Theoretically you can locate the standby on another continent because this is the age of Virtualization: computer servers and memory can be in one place and still appear, virtually to be somewhere else. It's called Cloud computing. But in practice, large corporates -- and BA is no exception -- like to have their critical assets physically located in the same country -- for regulatory and legal reasons. We're  guessing here because no one will go on record here -- but even if a large Western corporation uses an Indian outsourcing partner to remotely keep its systems up and working, it won't shift its physical assets to India.

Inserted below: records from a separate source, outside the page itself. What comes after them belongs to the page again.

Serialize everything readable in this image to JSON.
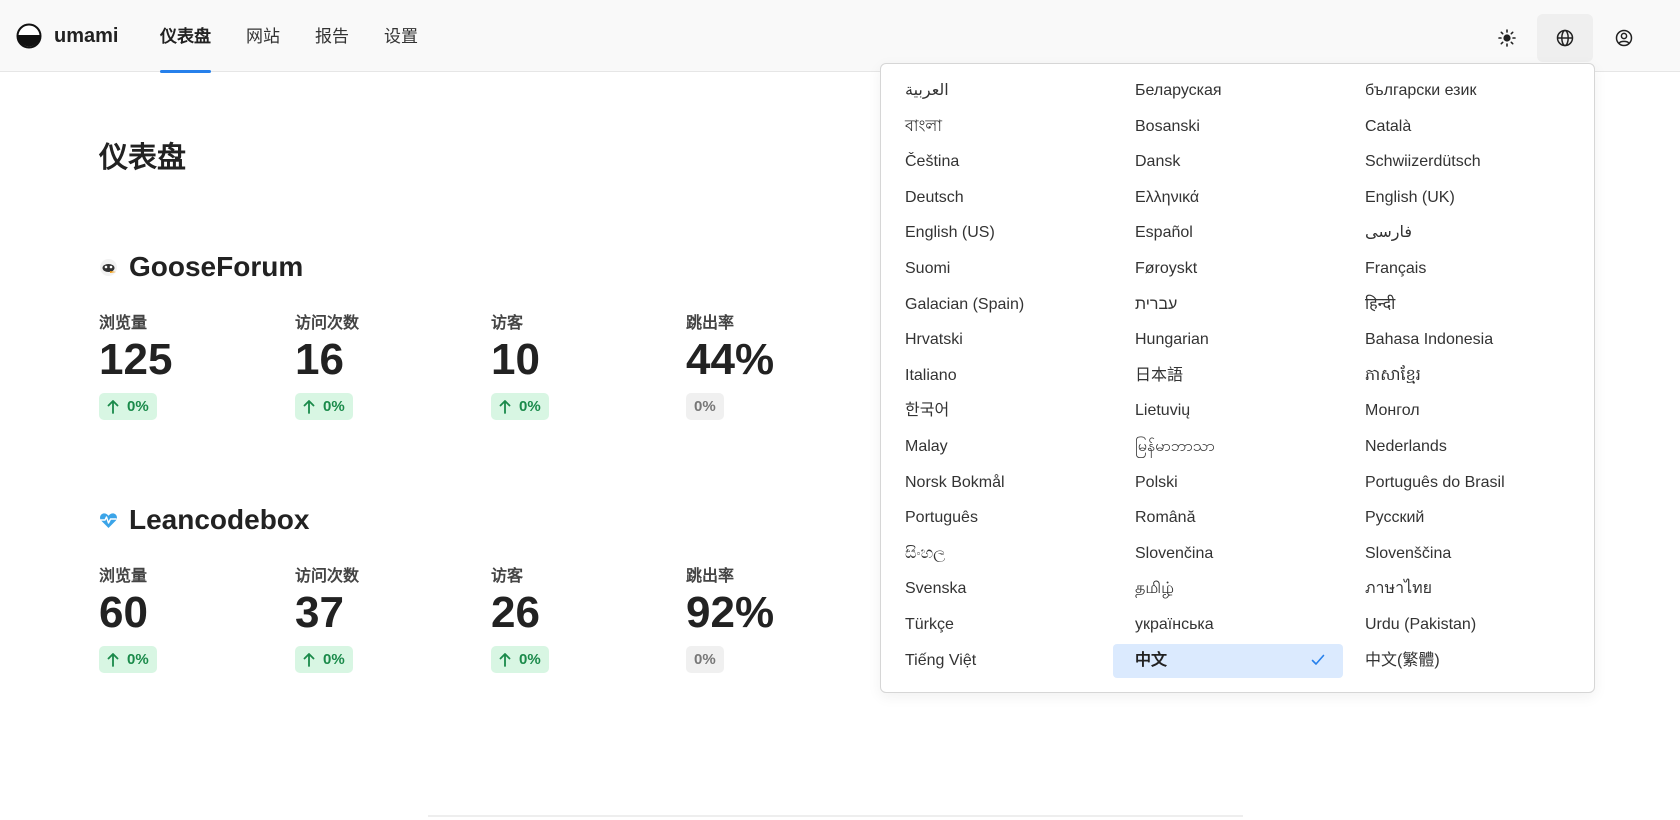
{
  "app": {
    "name": "umami"
  },
  "nav": {
    "items": [
      {
        "label": "仪表盘",
        "active": true
      },
      {
        "label": "网站",
        "active": false
      },
      {
        "label": "报告",
        "active": false
      },
      {
        "label": "设置",
        "active": false
      }
    ]
  },
  "header": {
    "icons": [
      "sun-icon",
      "globe-icon",
      "user-circle-icon"
    ]
  },
  "page": {
    "title": "仪表盘"
  },
  "sites": [
    {
      "name": "GooseForum",
      "icon": "goose-favicon-icon",
      "metrics": [
        {
          "label": "浏览量",
          "value": "125",
          "change": "0%",
          "trend": "up"
        },
        {
          "label": "访问次数",
          "value": "16",
          "change": "0%",
          "trend": "up"
        },
        {
          "label": "访客",
          "value": "10",
          "change": "0%",
          "trend": "up"
        },
        {
          "label": "跳出率",
          "value": "44%",
          "change": "0%",
          "trend": "neutral"
        }
      ]
    },
    {
      "name": "Leancodebox",
      "icon": "heartbeat-icon",
      "metrics": [
        {
          "label": "浏览量",
          "value": "60",
          "change": "0%",
          "trend": "up"
        },
        {
          "label": "访问次数",
          "value": "37",
          "change": "0%",
          "trend": "up"
        },
        {
          "label": "访客",
          "value": "26",
          "change": "0%",
          "trend": "up"
        },
        {
          "label": "跳出率",
          "value": "92%",
          "change": "0%",
          "trend": "neutral"
        }
      ]
    }
  ],
  "language_menu": {
    "selected": "中文",
    "items": [
      "العربية",
      "Беларуская",
      "български език",
      "বাংলা",
      "Bosanski",
      "Català",
      "Čeština",
      "Dansk",
      "Schwiizerdütsch",
      "Deutsch",
      "Ελληνικά",
      "English (UK)",
      "English (US)",
      "Español",
      "فارسی",
      "Suomi",
      "Føroyskt",
      "Français",
      "Galacian (Spain)",
      "עברית",
      "हिन्दी",
      "Hrvatski",
      "Hungarian",
      "Bahasa Indonesia",
      "Italiano",
      "日本語",
      "ភាសាខ្មែរ",
      "한국어",
      "Lietuvių",
      "Монгол",
      "Malay",
      "မြန်မာဘာသာ",
      "Nederlands",
      "Norsk Bokmål",
      "Polski",
      "Português do Brasil",
      "Português",
      "Română",
      "Русский",
      "සිංහල",
      "Slovenčina",
      "Slovenščina",
      "Svenska",
      "தமிழ்",
      "ภาษาไทย",
      "Türkçe",
      "українська",
      "Urdu (Pakistan)",
      "Tiếng Việt",
      "中文",
      "中文(繁體)"
    ]
  },
  "colors": {
    "accent": "#2680eb",
    "badge_up_bg": "#d8f6e3",
    "badge_up_text": "#1a8a4a",
    "selected_bg": "#dbeafe"
  }
}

So if there was a massive power outage at BA last week, they will be looking under the hood of systems in the UK or US or EU or wherever the airline keeps its backup. And no, you can't blame inexperienced engineers in India for the backup not kicking in to take over in London. It is an almost automatic process. But there are some manual interventions possible -- and they will need to be done at the BA end of the system, logically in Heathrow or where ever in the UK, BA houses its system controls. Not in the Bangalore or Mumbai offices of TCS is known to be a prime supplier of IT services (but not the only one) to BA.
That said, it is a technologically troubling issue that a power outage can have such cascading and catastrophic, system-wide impact. It seems everything was down -- all the passenger-facing systems like check-in and website services and mobile apps as well as operational aspects like flight routing, baggage traces etc.   Aviation computer applications are built in separate silos and usually they are insulated from each other so that a break down in one doesn't affect other operations.
But there is a disturbing pattern here: In August last year it was another power failure that affected Delta Airlines and caused it to cancel 450 flights.   In October 2016 United Airlines suffered its own computer breakdown that disrupted its global operations. In each instance -- and massively so in the case of BA last week -- the trauma and inconvenience caused to hapless customers is immeasurable and cannot be neutralized by some grudging monetary and other compensations.
Goldfinger famously said to James Bond: 'Once is happenstance. Twice is coincidence. Three times is enemy action." It is now three strikes, in less than a year. It is time for the civil aviation industry to submits its operational computer systems to an egoless outside audit, to accept the findings and fill the technology cracks, no matter what the expense. Otherwise   lay airline customers may be pardoned if they sense some enemy action at play -- and conclude that airlines are the common enemy.